[A Sappho of Green Springs by Bret Harte]@TWC D-Link bookA Sappho of Green Springs CHAPTER IV 7/18
But it suddenly occurred to her that she would be obliged to state how she became aware of this misfortune, and with it came an instinctive aversion to speak of her meeting with the inventor.
She would wait until Mrs.Randolph told her. But although that lady was engaged in a low-voiced discussion in French with Emile and Adele, which instantly ceased at her approach, there was no allusion made to the new calamity.
"You need not telegraph to your father," she said as Rose approached, "he has already telegraphed to you for news; as you were out, and the messenger was waiting an answer, we opened the dispatch, and sent one, telling him that you were all right, and that he need not hurry here on your account.

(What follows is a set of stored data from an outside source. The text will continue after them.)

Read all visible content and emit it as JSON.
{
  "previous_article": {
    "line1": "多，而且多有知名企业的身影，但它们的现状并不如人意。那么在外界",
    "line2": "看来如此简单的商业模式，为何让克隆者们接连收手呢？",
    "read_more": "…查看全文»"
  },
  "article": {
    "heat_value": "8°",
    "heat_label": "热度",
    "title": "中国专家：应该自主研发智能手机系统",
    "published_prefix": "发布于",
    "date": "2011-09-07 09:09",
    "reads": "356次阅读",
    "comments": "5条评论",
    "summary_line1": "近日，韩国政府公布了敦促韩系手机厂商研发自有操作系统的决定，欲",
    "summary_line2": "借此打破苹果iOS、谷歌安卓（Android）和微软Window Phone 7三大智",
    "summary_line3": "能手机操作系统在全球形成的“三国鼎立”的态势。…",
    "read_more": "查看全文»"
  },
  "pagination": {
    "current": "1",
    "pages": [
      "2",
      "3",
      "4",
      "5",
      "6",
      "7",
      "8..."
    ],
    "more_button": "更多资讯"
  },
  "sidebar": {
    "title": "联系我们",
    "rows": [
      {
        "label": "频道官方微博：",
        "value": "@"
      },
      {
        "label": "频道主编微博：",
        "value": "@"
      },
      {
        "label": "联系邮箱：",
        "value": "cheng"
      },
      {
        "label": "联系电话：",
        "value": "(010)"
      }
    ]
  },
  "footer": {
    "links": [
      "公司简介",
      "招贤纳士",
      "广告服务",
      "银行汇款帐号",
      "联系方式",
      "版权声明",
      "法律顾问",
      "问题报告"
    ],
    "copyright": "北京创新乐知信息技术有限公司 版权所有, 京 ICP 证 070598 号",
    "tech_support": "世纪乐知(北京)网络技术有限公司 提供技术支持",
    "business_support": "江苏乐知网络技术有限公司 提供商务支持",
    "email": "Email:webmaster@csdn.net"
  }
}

So you are satisfied, I hope." A few hours ago this would have been true, and Rose would have probably seen in the action of her hostess only a flattering motherly supervision; there was, in fact, still a lingering trace of trust in her mind yet she was conscious that she would have preferred to answer the dispatch herself, and to have let her father come.
To a girl brought up with a belief in the right of individual independence of thought and action, there was something in Mrs.Randolph's practical ignoring of that right which startled her in spite of her new conservatism, while, as the daughter of a business man, her instincts revolted against Mrs. Randolph's unbusiness-like action with the telegram, however vulgar and unrefined she may have begun to consider a life of business.